A Umina couple who lived on opposite sides of the world when they met have celebrated 60 years of marriage.
The Reverend Peter Swain and his wife Joan met in London in 1952.
Mr Swain said he had been working in insurance when he felt called by God to join the Ministry.
Leaving Australia by ship for England with his motorbike, he had five pounds to his name.
“I found myself selling ice cream at Wimbledon,” said Mr Swain.
“In a London church opposite Westminster Abbey, I also found Joan, a pretty Dorset girl who moved to London to work.
“She later stole my heart,” he said.
Mr Swain returned to Australia in 1954 for religious studies, undertaking an arts degree at Queens College, Melbourne, studying Hebrew.
He and Joan remained in contact by mail, exchanging weekly letters.
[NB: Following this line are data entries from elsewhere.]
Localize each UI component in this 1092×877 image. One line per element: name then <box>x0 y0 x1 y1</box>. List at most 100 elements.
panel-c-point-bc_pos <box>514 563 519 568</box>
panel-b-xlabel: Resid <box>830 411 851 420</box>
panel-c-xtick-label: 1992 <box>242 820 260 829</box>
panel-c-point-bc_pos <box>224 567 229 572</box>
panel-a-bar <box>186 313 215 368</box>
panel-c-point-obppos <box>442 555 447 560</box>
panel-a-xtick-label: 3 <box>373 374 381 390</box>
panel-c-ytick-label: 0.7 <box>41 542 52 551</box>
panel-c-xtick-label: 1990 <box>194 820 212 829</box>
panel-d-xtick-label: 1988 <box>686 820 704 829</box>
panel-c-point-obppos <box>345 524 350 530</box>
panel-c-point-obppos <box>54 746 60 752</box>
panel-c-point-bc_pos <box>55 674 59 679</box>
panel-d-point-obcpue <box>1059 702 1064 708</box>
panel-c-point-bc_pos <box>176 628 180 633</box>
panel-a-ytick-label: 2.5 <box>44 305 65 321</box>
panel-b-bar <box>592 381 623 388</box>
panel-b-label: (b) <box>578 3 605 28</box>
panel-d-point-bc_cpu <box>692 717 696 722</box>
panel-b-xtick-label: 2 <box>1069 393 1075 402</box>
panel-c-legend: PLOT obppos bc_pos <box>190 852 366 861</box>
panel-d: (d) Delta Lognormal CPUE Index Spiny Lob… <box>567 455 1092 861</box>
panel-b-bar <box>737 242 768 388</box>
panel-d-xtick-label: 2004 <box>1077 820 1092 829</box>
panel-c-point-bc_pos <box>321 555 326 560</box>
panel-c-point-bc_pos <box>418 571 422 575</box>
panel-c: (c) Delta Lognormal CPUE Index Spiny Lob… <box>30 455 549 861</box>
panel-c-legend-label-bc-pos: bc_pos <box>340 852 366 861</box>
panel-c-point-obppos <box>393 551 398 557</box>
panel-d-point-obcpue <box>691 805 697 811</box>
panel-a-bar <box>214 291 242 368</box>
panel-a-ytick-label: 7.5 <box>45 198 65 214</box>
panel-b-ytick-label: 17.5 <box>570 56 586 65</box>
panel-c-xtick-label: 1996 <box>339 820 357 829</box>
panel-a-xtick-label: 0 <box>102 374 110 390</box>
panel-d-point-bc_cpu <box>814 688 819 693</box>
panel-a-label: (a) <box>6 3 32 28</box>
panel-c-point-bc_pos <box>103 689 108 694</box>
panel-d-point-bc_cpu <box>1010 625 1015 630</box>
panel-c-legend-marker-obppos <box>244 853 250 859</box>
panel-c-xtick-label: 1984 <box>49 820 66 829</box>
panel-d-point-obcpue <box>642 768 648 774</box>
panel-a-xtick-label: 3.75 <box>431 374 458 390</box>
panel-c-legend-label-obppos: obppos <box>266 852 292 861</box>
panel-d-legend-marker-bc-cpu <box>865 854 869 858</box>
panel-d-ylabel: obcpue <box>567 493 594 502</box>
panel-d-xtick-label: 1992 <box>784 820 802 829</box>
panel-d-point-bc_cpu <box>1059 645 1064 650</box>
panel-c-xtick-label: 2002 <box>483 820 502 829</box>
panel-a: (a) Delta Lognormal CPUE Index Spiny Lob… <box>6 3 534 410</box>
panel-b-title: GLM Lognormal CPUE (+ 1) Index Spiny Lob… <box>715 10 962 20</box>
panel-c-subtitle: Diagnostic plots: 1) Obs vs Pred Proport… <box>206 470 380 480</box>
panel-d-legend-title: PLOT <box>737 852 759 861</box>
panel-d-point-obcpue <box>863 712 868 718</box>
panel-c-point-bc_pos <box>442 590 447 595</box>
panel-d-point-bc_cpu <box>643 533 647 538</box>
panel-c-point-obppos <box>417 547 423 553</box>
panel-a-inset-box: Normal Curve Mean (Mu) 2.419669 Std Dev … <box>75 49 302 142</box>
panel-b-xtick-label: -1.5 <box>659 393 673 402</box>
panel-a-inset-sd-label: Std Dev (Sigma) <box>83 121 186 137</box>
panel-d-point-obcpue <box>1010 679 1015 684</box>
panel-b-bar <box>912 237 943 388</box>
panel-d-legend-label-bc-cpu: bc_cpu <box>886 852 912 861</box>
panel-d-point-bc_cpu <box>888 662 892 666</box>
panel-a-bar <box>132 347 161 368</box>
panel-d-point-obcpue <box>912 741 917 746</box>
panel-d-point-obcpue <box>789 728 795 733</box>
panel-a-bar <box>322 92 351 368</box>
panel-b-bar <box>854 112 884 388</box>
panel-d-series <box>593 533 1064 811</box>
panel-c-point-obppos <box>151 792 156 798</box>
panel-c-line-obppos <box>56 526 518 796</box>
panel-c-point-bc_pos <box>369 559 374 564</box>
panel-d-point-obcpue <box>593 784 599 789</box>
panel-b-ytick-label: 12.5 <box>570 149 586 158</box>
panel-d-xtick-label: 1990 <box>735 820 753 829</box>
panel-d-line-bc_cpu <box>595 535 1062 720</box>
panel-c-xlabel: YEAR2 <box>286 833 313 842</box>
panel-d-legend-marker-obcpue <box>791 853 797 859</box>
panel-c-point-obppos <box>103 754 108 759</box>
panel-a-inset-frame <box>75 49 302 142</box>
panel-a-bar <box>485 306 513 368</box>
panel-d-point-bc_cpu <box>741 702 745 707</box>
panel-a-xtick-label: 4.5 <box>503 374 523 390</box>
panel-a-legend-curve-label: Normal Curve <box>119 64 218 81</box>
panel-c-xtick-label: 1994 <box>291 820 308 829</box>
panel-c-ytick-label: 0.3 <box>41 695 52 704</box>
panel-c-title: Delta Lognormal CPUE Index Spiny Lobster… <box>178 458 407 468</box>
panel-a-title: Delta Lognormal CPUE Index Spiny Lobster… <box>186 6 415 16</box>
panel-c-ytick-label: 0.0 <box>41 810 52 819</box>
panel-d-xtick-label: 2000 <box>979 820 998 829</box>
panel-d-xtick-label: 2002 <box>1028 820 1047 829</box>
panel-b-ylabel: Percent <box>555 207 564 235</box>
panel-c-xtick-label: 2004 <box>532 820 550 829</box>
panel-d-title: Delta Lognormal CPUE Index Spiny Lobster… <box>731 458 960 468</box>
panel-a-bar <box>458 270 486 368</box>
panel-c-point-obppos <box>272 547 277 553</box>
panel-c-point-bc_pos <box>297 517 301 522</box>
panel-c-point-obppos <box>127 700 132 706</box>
Peter proposed by letter in 1956.
He followed the letter with an engagement ring.
“There I was on the top of a London double decker bus putting the ring on my finger, without the man I was to marry even in the country,” Ms Swain said.
“In fact, because of the type of package Peter sent, I had to spend my precious pennies releasing the package from London’s Customs department,” she said.
Because Mr Swain was yet to complete his ministry studies, he was unable to marry.
Nonetheless, Ms Swain caught the ship to Adelaide to start a life on the same soil.
They married in 1958 and welcomed their first child Sue after 10 months of marriage, with daughter Katie and son Brin to soon follow.
For the next eight years, Mr Swain was chaplain for Wesley College in Melbourne, before he moved to Sydney’s Newington College where he spent 27 years.
He wrote three books for the school on its history and completed a Masters of Arts and Education, followed by a doctorate that included time spent in California.
Mr Swain went on to receive an OAM in 2005 for his service to the Uniting Church and his work in Australia, particularly as national president of the Australian Association for Religious Education, coupled with his work for 20 years as an Army Reserve chaplain during the Vietnam War.
Having holidayed in Umina over the years, when Peter retired in 1996, they moved to the Peninsula.
They now live at Peninsula Village in Umina.
“They socialise with all their Village friends,” said Peninsula Village chief Mr Shane Neaves.
“Peter remains active in the church community, running the services at Peninsula Village for Anzac Day and Christmas.
“He runs a study group every week at the local church, as well as prayer meetings,” Mr Neaves said.